The terrestrial parallel
Star Catcher is not the only startup pitching investors on the idea that the grid itself is the product. On the ground, Texas-based Base Power recently raised $200 million in Series B funding to expand a battery-powered home energy service and reinforce the Texas power grid.
The analogy is imperfect, but useful. Base is aggregating residential batteries into a broader power system. Star Catcher wants to aggregate orbital power nodes into a shared space utility. In both cases, the pitch is not simply hardware. It is capacity, resilience, and infrastructure.
The space version is harder in obvious ways. Orbital mechanics dictate when one spacecraft can serve another. Beam pointing has to be precise across long distances. Beam intensity must be controlled so the system does not damage the solar arrays it is meant to help. And the regulatory environment around large-scale orbital power infrastructure is still immature.
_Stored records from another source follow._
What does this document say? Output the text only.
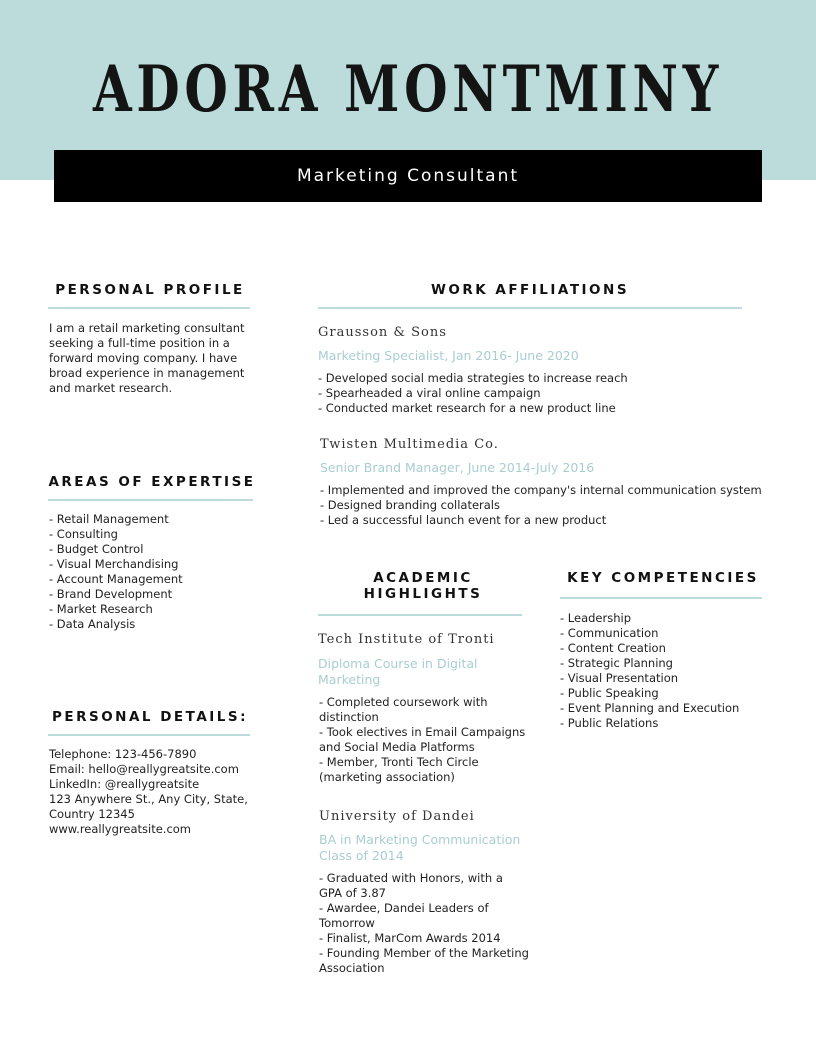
ADORA MONTMINY
Marketing Consultant
PERSONAL PROFILE
I am a retail marketing consultant
seeking a full-time position in a
forward moving company. I have
broad experience in management
and market research.
AREAS OF EXPERTISE
- Retail Management
- Consulting
- Budget Control
- Visual Merchandising
- Account Management
- Brand Development
- Market Research
- Data Analysis
PERSONAL DETAILS:
Telephone: 123-456-7890
Email: hello@reallygreatsite.com
LinkedIn: @reallygreatsite
123 Anywhere St., Any City, State,
Country 12345
www.reallygreatsite.com
WORK AFFILIATIONS
Grausson & Sons
Marketing Specialist, Jan 2016- June 2020
- Developed social media strategies to increase reach
- Spearheaded a viral online campaign
- Conducted market research for a new product line
Twisten Multimedia Co.
Senior Brand Manager, June 2014-July 2016
- Implemented and improved the company's internal communication system
- Designed branding collaterals
- Led a successful launch event for a new product
ACADEMIC
HIGHLIGHTS
Tech Institute of Tronti
Diploma Course in Digital
Marketing
- Completed coursework with
distinction
- Took electives in Email Campaigns
and Social Media Platforms
- Member, Tronti Tech Circle
(marketing association)
University of Dandei
BA in Marketing Communication
Class of 2014
- Graduated with Honors, with a
GPA of 3.87
- Awardee, Dandei Leaders of
Tomorrow
- Finalist, MarCom Awards 2014
- Founding Member of the Marketing
Association
KEY COMPETENCIES
- Leadership
- Communication
- Content Creation
- Strategic Planning
- Visual Presentation
- Public Speaking
- Event Planning and Execution
- Public Relations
There are also wider space-environment concerns. A 2020 Nature Astronomy perspective warned that near-Earth space is becoming increasingly privatized and that satellite growth can affect astronomy, dark skies, and cultural relationships with the sky. Star Catcher’s system is not the same as a broadband mega-constellation, but any plan to add more infrastructure and direct more energy through orbital space will have to contend with those concerns as the market grows.
The real test is no longer investor interest
Star Catcher has now cleared the part many frontier-tech startups struggle with: convincing investors that the market could be large, and convincing early customers that the problem is painful enough to sign before the full system exists.
The harder test is operational. The company has to demonstrate power beaming in orbit, prove that customer satellites can receive useful energy safely and repeatably, then scale from a technical demonstration into a service customers can rely on.
That is why the first orbital demonstration matters. It will not prove the whole business. It will only show whether the central claim can survive contact with space.
Still, the customer list already says something important. Commercial operators, government stakeholders, and investors are no longer treating orbital power as a distant fantasy. They are beginning to treat it as infrastructure.
If Star Catcher can turn concentrated solar energy into a dependable service, the company will not just be selling power to satellites. It will be changing what satellite operators assume their missions can become after launch.